AB 797 extends the existing California Solar Initiative (CSI)-Thermal program for two years to 2020, seamlessly continuing the natural gas rebate program for homes, businesses and commercial swimming pools, such as at schools and community centers. The bill targets half of the funds for low-income housing and buildings in disadvantaged communities. It also expands eligibility for these rebates to homeowners in the San Joaquin Valley who currently use propane or wood to heat their water.
“The California solar thermal market is growing, especially in the multifamily housing sector – with 32% annual growth between 2015 and 2016 in annual natural gas savings,” said Kelly Knutsen, Senior Policy Advisor of the California Solar Energy Industries Association, a cosponsor of AB 797. “Governor Brown has been a long-time champion of clean energy and solar thermal technologies, and we applaud both Governor Brown and Assemblymember Irwin for their leadership in building California’s clean energy economy.”
“A major challenge to meeting our state’s climate goals – and one that not enough people are talking about – is that we have to heat our homes, businesses and schools without relying on dirty fossil fuels.
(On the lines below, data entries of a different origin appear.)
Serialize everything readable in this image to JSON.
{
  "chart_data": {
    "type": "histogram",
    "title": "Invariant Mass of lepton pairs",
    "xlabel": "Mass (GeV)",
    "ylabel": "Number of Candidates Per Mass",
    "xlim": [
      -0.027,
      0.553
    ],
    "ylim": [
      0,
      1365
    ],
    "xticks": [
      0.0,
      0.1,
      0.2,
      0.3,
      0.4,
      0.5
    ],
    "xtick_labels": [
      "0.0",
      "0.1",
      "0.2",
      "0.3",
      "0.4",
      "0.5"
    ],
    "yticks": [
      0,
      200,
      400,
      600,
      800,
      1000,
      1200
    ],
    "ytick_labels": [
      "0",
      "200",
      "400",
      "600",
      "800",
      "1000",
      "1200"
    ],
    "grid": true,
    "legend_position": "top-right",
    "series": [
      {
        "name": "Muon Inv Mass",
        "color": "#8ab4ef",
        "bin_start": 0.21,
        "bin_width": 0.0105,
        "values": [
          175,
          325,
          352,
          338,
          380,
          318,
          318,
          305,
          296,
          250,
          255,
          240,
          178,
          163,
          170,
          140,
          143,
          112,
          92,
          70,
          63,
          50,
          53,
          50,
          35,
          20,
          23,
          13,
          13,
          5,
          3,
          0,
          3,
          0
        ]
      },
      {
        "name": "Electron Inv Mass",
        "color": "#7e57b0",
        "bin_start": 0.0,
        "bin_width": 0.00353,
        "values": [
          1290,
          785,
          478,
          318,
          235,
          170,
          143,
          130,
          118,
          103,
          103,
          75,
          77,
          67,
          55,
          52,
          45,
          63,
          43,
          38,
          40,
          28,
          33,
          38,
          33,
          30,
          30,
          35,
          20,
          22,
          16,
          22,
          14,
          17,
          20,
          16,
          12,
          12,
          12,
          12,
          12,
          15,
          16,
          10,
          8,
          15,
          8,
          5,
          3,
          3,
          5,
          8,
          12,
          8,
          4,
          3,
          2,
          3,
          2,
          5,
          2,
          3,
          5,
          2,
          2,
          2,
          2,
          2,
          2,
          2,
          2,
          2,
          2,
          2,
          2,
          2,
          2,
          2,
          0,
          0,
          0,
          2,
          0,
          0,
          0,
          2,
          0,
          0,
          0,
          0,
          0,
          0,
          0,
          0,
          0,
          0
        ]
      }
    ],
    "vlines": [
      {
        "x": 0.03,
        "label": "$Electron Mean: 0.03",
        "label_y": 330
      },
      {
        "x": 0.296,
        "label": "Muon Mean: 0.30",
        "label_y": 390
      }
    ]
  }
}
Solar thermal fits the bill, while reducing our energy bills at the same time,” said Michelle Kinman, Clean Energy Advocate with Environment California, which cosponsored the bill. “We thank Governor Brown and Assemblymember Irwin for their leadership on encouraging low-carbon heat energy for cleaner air for all Californians.”
To date, solar thermal projects installed under the CSI-Thermal program reduced natural gas use across the state by over 6 million therms each year, equal to the annual amount of natural gas used to heat water for nearly 34,000 homes.
The new law states that the California Public Utilities Commission “shall implement program changes in phases, if necessary, to enable seamless continuation of the availability of rebates, and the administration and promotion of the program, as of January 1, 2018.”